Set Frequency Percent Cumulative
Frequency
Cumulative
Percent
1 3 7.14 3 7.14
2 3 7.14 6 14.29
3 3 7.14 9 21.43
5 3 7.14 12 28.57
8 3 7.14 15 35.71
9 3 7.14 18 42.86
12 3 7.14 21 50.00
13 3 7.14 24 57.14
14 3 7.14 27 64.29
16 3 7.14 30 71.43
19 3 7.14 33 78.57
20 3 7.14 36 85.71
24 3 7.14 39 92.86
27 3 7.14 42 100.00

Now consider an example that has purely generic alternatives. The following statements create and evaluate the design:

```
%mktex(2 ** 5, n=2**5, seed=109)

%choiceff(data=randomized, model=class(x1-x5 / sta), seed=93,
nsets=42, flags=4, options=relative, beta=zero)
%mktdups(generic, data=best, factors=x1-x5, nalts=4, out=out)
```

Figure 4 shows the %MktDups macro output.

Figure 4: %MktDups Output

Choice
Set
Duplicate
Choice Sets
To Delete
2 25

Choice
Set
Duplicate
Choice Sets
To Delete
39   Alternatives

For each choice set that is listed in the choice set column, the choice sets that it duplicates are listed or the word "Alternatives" is displayed if the problem is duplicate alternatives.

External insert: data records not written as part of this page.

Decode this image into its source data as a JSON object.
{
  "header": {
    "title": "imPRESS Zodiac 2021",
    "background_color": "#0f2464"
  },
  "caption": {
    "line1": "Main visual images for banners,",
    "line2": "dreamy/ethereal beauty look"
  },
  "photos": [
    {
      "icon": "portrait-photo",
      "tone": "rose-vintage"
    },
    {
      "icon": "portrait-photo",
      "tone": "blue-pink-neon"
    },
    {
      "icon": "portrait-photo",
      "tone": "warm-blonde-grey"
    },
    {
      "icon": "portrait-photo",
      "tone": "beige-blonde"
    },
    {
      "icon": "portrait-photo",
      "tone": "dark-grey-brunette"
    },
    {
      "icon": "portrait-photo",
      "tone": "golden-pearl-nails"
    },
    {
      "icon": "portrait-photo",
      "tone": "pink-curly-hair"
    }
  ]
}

The following statements display the choice sets that have duplication problems:

```proc print data=best;
var x1-x5;
id set;
by set;
where set in (2, 25, 39);
run;
```

Figure 5 shows the results.

Figure 5: Choice Sets with Duplicates

Set x1 x2 x3 x4 x5
2 1 2 1 1 1
2 2 1 1 1
1 1 2 2 2
2 1 2 2 2

Set x1 x2 x3 x4 x5
25 1 1 2 2 2
2 1 2 2 2
2 2 1 1 1
1 2 1 1 1

Set x1 x2 x3 x4 x5
39 1 1 2 1 1
1 1 2 1 1
2 2 1 2 2
2 2 1 2 2

The %MktDups macro detects duplicates even though the alternatives do not always appear in the same order in the different choice sets.